Solution (B): Let \(P(k)\) be the set of distinct prime factors of \(k\). \(P(12) = \{2, 3\}\). \(P(15) = \{3, 5\}\). \(P(20) = \{2, 5\}\). We are given \(|P(12) \cup P(n)| = 3 \implies |\{2, 3\} \cup P(n)| = 3\). We are given \(|P(15) \cup P(n)| = 3 \implies |\{3, 5\} \cup P(n)| = 3\). To minimize \(|P(20) \cup P(n)|\), we should try to make \(P(n)\) small. Let \(P(n) = \{2, 5\}\). Check 1: \(|\{2, 3\} \cup \{2, 5\}| = |\{2, 3, 5\}| = 3\). (Correct) Check 2: \(|\{3, 5\} \cup \{2, 5\}| = |\{2, 3, 5\}| = 3\). (Correct) This is a valid \(P(n)\). Now find the count for \(20n\): \(|P(20) \cup P(n)| = |\{2, 5\} \cup \{2, 5\}| = |\{2, 5\}| = 2\).

Solution (A): To maximize \(x\), we must maximize \(a\) and minimize \(b\). The smallest prime \(b\) is 2. If \(b=2\), then \(x = a – 2\). Since \(x\) must be prime, \(x\) must be odd (as \(x > 2\)). \(a = x + 2\). We need to find the largest prime \(x\) such that \(x+2\) is also a prime (and \(< 40\)). The largest prime \(a < 40\) is 37. If \(a=37\), \(x = 37 - 2 = 35\). 35 is not prime. The next largest prime \(a\) is 31. If \(a=31\), \(x = 31 - 2 = 29\). 29 is prime. This gives a value of \(x=29\).

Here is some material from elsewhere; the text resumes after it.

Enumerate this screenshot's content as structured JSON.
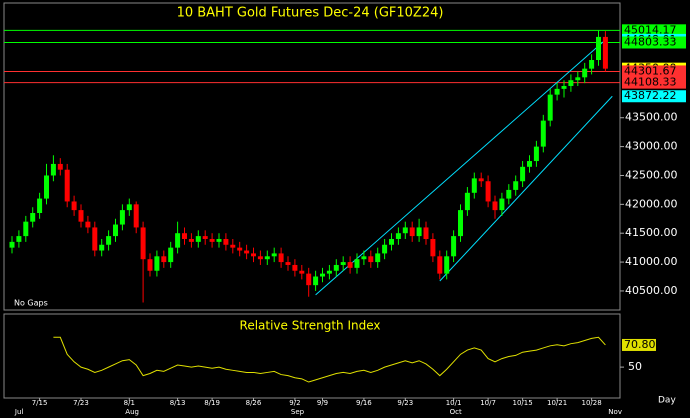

Solution (B): For \(n\) to be divisible by 6, 10, and 15, \(n\) must be a common multiple. We find the Least Common Multiple (LCM) of {6, 10, 15}. Prime factors: 6 = \(2 \times 3\) 10 = \(2 \times 5\) 15 = \(3 \times 5\) The LCM must have the highest power of each prime: \(2^1 \times 3^1 \times 5^1 = 30\). So, \(n\) must be a multiple of 30. The multiples < 200 are {30, 60, 90, 120, 150, 180}. The prime factors of 30 are {2, 3, 5}. The prime factors of any multiple of 30 (like 60, 90, etc.) must *at least* include {2, 3, 5}. This means \(n\) must have *at least* 3 prime factors. The question is "how many prime factors does n have?". This is ambiguous. It could be 3 (if n=30) or 4 (if n=210, but n<200) or 4 (if n=30*7=210). Let's re-read the image Q5. "how many different positive prime factors?". So, how many does \(n=30, 60, 90, 120, 150, 180\) have? PF(30) = {2, 3, 5} -> 3 PF(60 = 30*2) = {2, 3, 5} -> 3 PF(90 = 30*3) = {2, 3, 5} -> 3 PF(120 = 30*4) = {2, 3, 5} -> 3 PF(150 = 30*5) = {2, 3, 5} -> 3 PF(180 = 30*6) = {2, 3, 5} -> 3 In all possible cases, \(n\) has exactly 3 distinct prime factors.